Examples for larger laser communication terminals are available from space demonstration missions like SILEX, TerraSAR-X. Even though quasi-stationary, Alphasat communication satellites—even though not that limited by reduced line-of-sight times—also face the requirement of increased downlink capacity. In direct-to-Earth link scenarios, such large optical terminals that link to optical ground stations are costly because they include highly sophisticated technologies, in order to exploit to maximum extent all capabilities of costly larger space laser communication terminals, clearly for economical reasons.

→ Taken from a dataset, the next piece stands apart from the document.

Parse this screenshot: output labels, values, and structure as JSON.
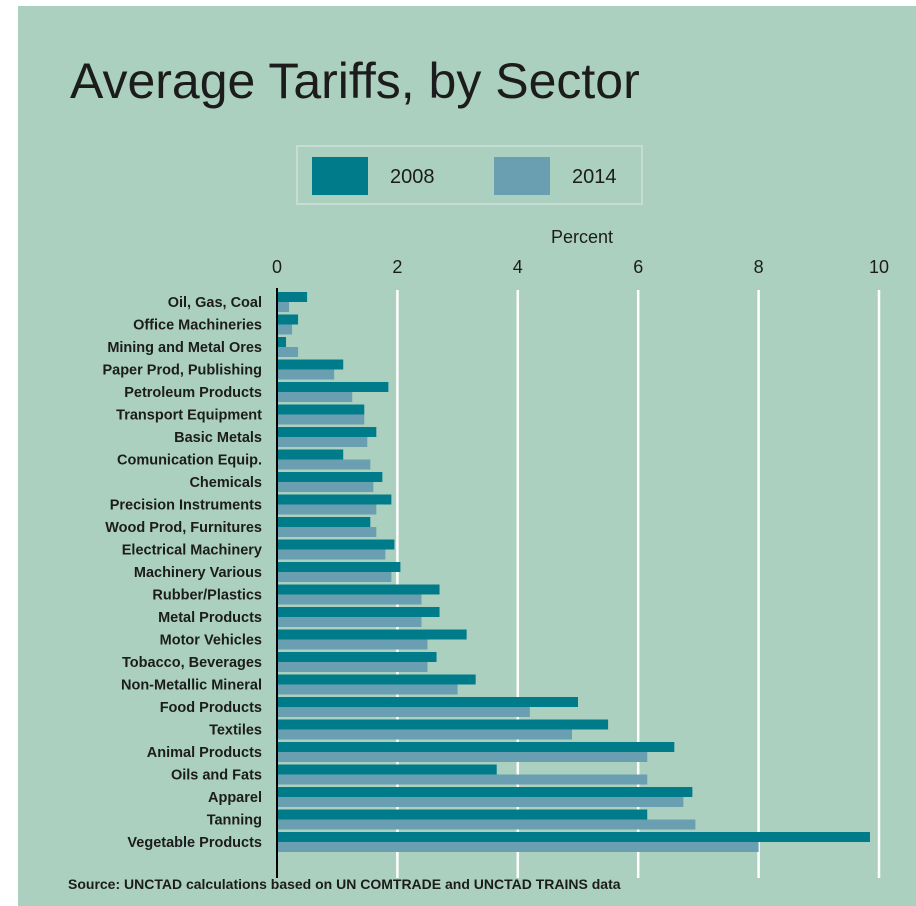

Furthermore, optical communication devices -as any other complex systems—are prone to failure thereby making them less reliable. In addition, optical links have the further disadvantage that even in relatively good weather, the optical line-of-sight might be disturbed thereby interrupting communication and thus degrading the availability of the system. However, since the line-of sight communication contact is broken after a short amount of time of a flyover and can be established again only at the next flyover after a further revolution (or not even), the reliability of the transmission is essential.
The problem arising with above described technical features is to achieve lower technical entry levels for laser communication system usage that allow users to increase the laser communications capabilities according to their needs. Today this leads to design constraints tailored to “mission-only”, involving each time high amounts of repeated development effort.